- Film poster
- Directed by: Călin Peter Netzer
- Written by: Călin Peter Netzer Cezar Paul-Bădescu Iulia Lumânare
- Produced by: Călin Peter Netzer Oana Iancu
- Starring: Mircea Postelnicu
- Cinematography: Andrei Butica
- Edited by: Dana Bunescu
- Distributed by: Freeman Entertainment (Romania) Beta Cinema
- Release dates: 17 February 2017 (Berlin); 3 March 2017 (Romania);
- Running time: 127 minutes
- Country: Romania
- Language: Romanian

= Ana, mon amour =

2017 film

Ana, mon amour is a 2017 Romanian drama film directed by Călin Peter Netzer. It was selected to compete for the Golden Bear in the main competition of the 67th Berlin International Film Festival. Editor Dana Bunescu received the Silver Bear for Outstanding Artistic Contribution.

==Plot==
Ana (Diana Cavallioti) and Toma (Mircea Postelnicu) are in a heated debate over Friedrich Nietzsche's philosophy. As the argument continues they both end up in bed and have sex. Later it is revealed that Ana has anxiety attacks that border on mental illness.

==Cast==
- Mircea Postelnicu as Toma
- Diana Cavallioti as Ana
- Carmen Tănase as Toma's mother
- Vasile Muraru as Toma's father
- Adrian Titieni as Psychologist
- Tania Popa as Ana's mother
- Vlad Ivanov as Priest Adrian
- Ioana Flora as Irina

==Production==
The film was a joint production of Parada Film (Romania), Augenschein Filmproduktion (Germany), and Sophie Dulac Productions (France). The casting for the film began in August 2014 with Christina Paul of Germany being in charge of the make-up team while André Rigaut was the sound mixer for the team, along with 2 cameras on board. In October 2014 the film received a grant of 361,000 Euros from the Romanian National Film Center, half of what was needed. The producer (Oana Kelemen) has then made an appeal, and received 2 million Euros in compensation. The film was supposed to begin shooting in summer/fall of 2015 but was delayed till 10 March 2016. The film was filmed in just 2 months.

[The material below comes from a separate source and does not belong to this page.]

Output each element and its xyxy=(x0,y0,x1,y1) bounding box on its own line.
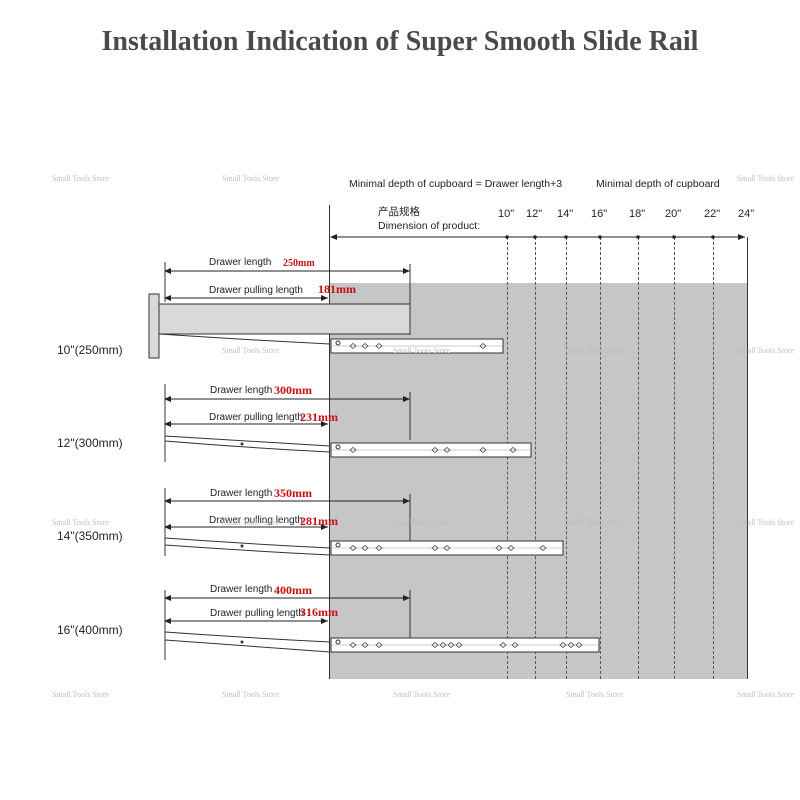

Cinematographer Andrei Butica said that they used a prosthesis in the sex scene between Mircea Postelnicu and Diana Cavallioti.

==Reception==
The film was ranked number 4 in Romanian box offices in 2017.
Deborah Young of The Hollywood Reporter praised it for being "A seriously complicated romantic drama". Variety's Jay Weissberg also praised the film but criticized its chronological order and fast play.

The film also got a B− from IndieWire.

On review aggregator website Rotten Tomatoes, the film holds an approval rating of 100% based on 5 reviews, with an average rating of 6.8/10.